D’un coup d’ongle j’éventre l’enveloppe.

Je lis :

« Et maintenant, assez joué. Les documents, sinon c’est la catastrophe. Quelqu’un passera à midi. »

Pas de signature. On a dactylographié le message sur une feuille blanche.

— Qui a apporté ce pli ?

— Le portier de nuit l’ignore. On l’a déposé à son guichet pendant qu’il était occupé ailleurs.

Conclusion : on sait que je suis en Suisse. Qui ? la môme Nathalia ? Quel jeu joue-t-elle, à part celui de la mort et de l’amour ?

— T’as une idée pour le camarade refroidi ? demande Bérurier.

— Un bout d’idée…

Je démarre. À faible allure, — je ne tiens pas à attirer l’attention des perdreaux —, je quitte la ville par la route de Neufchâtel. La veille, juste avant d’entrer dans Berne, j’ai aperçu sur le chemin plusieurs villas portant l’écriteau « À louer ».

Je m’arrête devant la première venue. L’avis de location est rédigé en allemand et en français. Il est dit sur le panneau que, pour louer, on doit s’adresser à l’agence du coin. Fouette cocher !

Les Suisses sont matinaux. Faut dire qu’ils ne manquent pas de réveille-matin.
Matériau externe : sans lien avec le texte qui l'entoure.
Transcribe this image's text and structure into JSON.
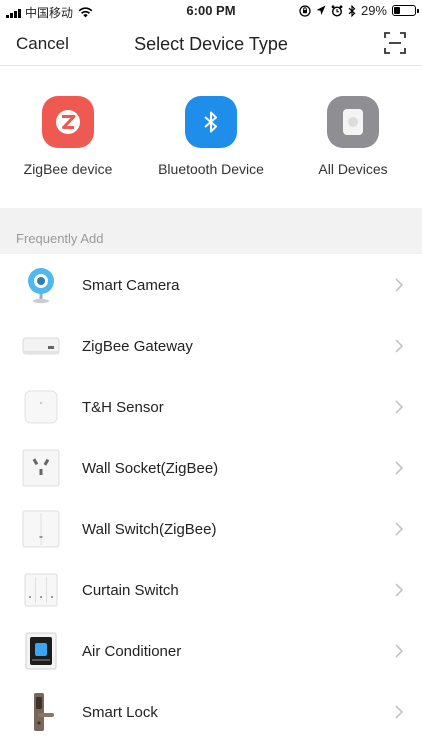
{
  "status_bar": {
    "carrier": "中国移动",
    "time": "6:00 PM",
    "battery_percent": "29%",
    "battery_level": 0.29
  },
  "nav": {
    "cancel_label": "Cancel",
    "title": "Select Device Type",
    "scan_icon": "scan-icon"
  },
  "device_types": [
    {
      "label": "ZigBee device",
      "icon": "zigbee-icon",
      "color": "#ee5a52"
    },
    {
      "label": "Bluetooth Device",
      "icon": "bluetooth-icon",
      "color": "#1f8eea"
    },
    {
      "label": "All Devices",
      "icon": "all-devices-icon",
      "color": "#8e8e93"
    }
  ],
  "section": {
    "frequently_add": "Frequently Add"
  },
  "devices": [
    {
      "label": "Smart Camera",
      "icon": "camera-icon"
    },
    {
      "label": "ZigBee Gateway",
      "icon": "gateway-icon"
    },
    {
      "label": "T&H Sensor",
      "icon": "sensor-icon"
    },
    {
      "label": "Wall Socket(ZigBee)",
      "icon": "socket-icon"
    },
    {
      "label": "Wall Switch(ZigBee)",
      "icon": "wall-switch-icon"
    },
    {
      "label": "Curtain Switch",
      "icon": "curtain-switch-icon"
    },
    {
      "label": "Air Conditioner",
      "icon": "air-conditioner-icon"
    },
    {
      "label": "Smart Lock",
      "icon": "lock-icon"
    }
  ]
}
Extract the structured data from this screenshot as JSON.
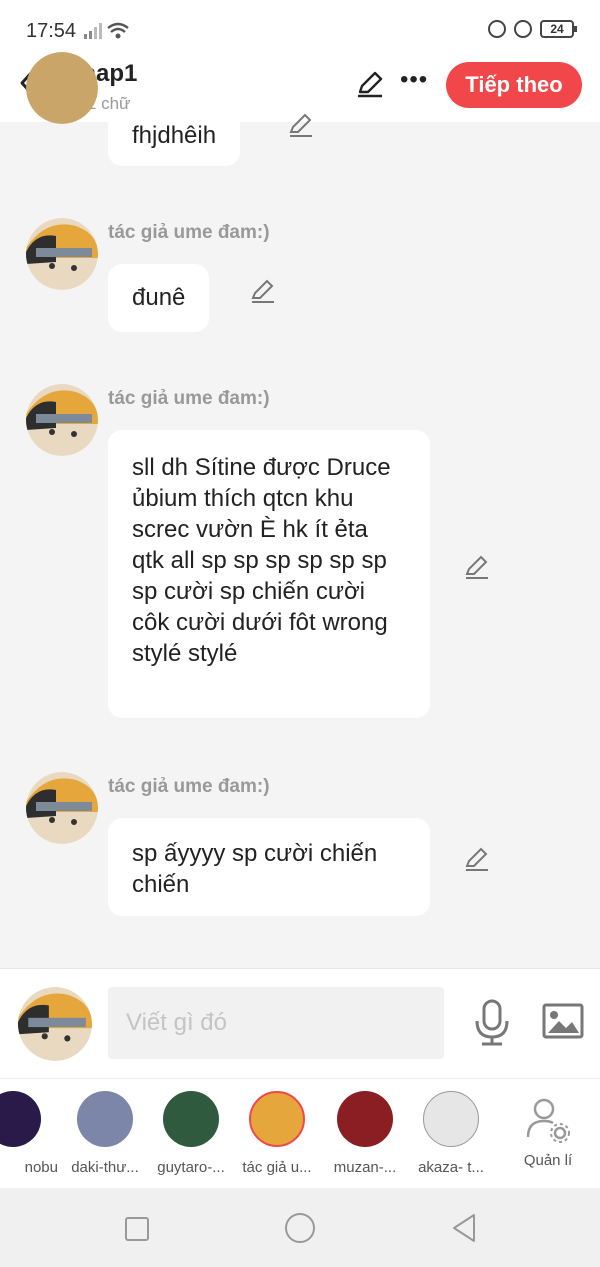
{
  "status_bar": {
    "time": "17:54",
    "battery": "24"
  },
  "header": {
    "title": "chap1",
    "word_count": "312 chữ",
    "next_label": "Tiếp theo"
  },
  "messages": [
    {
      "author": "",
      "text": "fhjdhêih"
    },
    {
      "author": "tác giả ume đam:)",
      "text": "đunê"
    },
    {
      "author": "tác giả ume đam:)",
      "text": "sll dh Sítine được Druce ủbium thích qtcn khu screc vườn È hk ít ẻta qtk all sp sp sp sp sp sp sp cười sp chiến cười côk cười dưới fôt wrong stylé stylé"
    },
    {
      "author": "tác giả ume đam:)",
      "text": "sp ấyyyy sp cười chiến chiến"
    }
  ],
  "compose": {
    "placeholder": "Viết gì đó"
  },
  "characters": [
    {
      "label": "nobu"
    },
    {
      "label": "daki-thư..."
    },
    {
      "label": "guytaro-..."
    },
    {
      "label": "tác giả u..."
    },
    {
      "label": "muzan-..."
    },
    {
      "label": "akaza- t..."
    },
    {
      "label": "Quản lí"
    }
  ],
  "colors": {
    "accent": "#f2474a",
    "background": "#f4f4f4"
  }
}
Bien que huit plombes ne soient pas encore sonnées, l’agence Schprountz vient d’ouvrir. C’est un petit magasin pimpant, peint paon et peint pain (deux très jolies couleurs qui font un peu automne) dans la vitrine duquel sont placardées des photos de propriétés toutes plus alléchantes les unes que les autres.

Le patron, M. Schprountz fils, un grand vieillard à la barbe neigeuse, me reçoit aimablement devant un déjeuner complet qui m’humecte les muqueuses.

Je lui vends ma salade. Je suis un ingénieur français. Je viens à Berne pour installer un appareil délicat servant à trier les lentilles et dont la mise en service nécessitera un séjour de deux mois. J’ai horreur de l’hôtel, bref, je lui loue sa maison pour un prix très élevé. Il me donne les clés, me dit de ne pas couper les rosiers, le propriétaire y tenant beaucoup, et me souhaite un bon séjour.

À l’instant où je rejoins Béru, la Suisse se met à sonner huit heures. Dans quatre plombes, tout doit être liquidé.

Nous prenons possession de la demeure. Notre premier soin est de rentrer la bagnole dans le garage attenant à icelle et de débarquer notre ambassadeur.

— Où qu’on le met ? fait Béru qui surveille toujours son langage lorsqu’il coltine par les pieds un ambassadeur décédé.

— Dans la buanderie, fais-je. Du moins pour un moment.

Aussitôt dit, aussitôt fait. Lorsque Son Excellence Tulacomak est allongé dans le petit lavoir en faïence, je respire mieux.

— Première étape ! annoncé-je.

— Et la seconde ?…

Je ricane en défrimant le Gros, savourant à l’avance la bouille qu’il va faire quand je lui aurai servi le reste.

— Tu vas retourner en ville avec la chignole, Gros.

— Et puis ?

— Tu iras dans un chenil, il doit y en avoir dans la capitale fédérale.

— Ensuite ?

— Ensuite tu achèteras un Saint-Bernard !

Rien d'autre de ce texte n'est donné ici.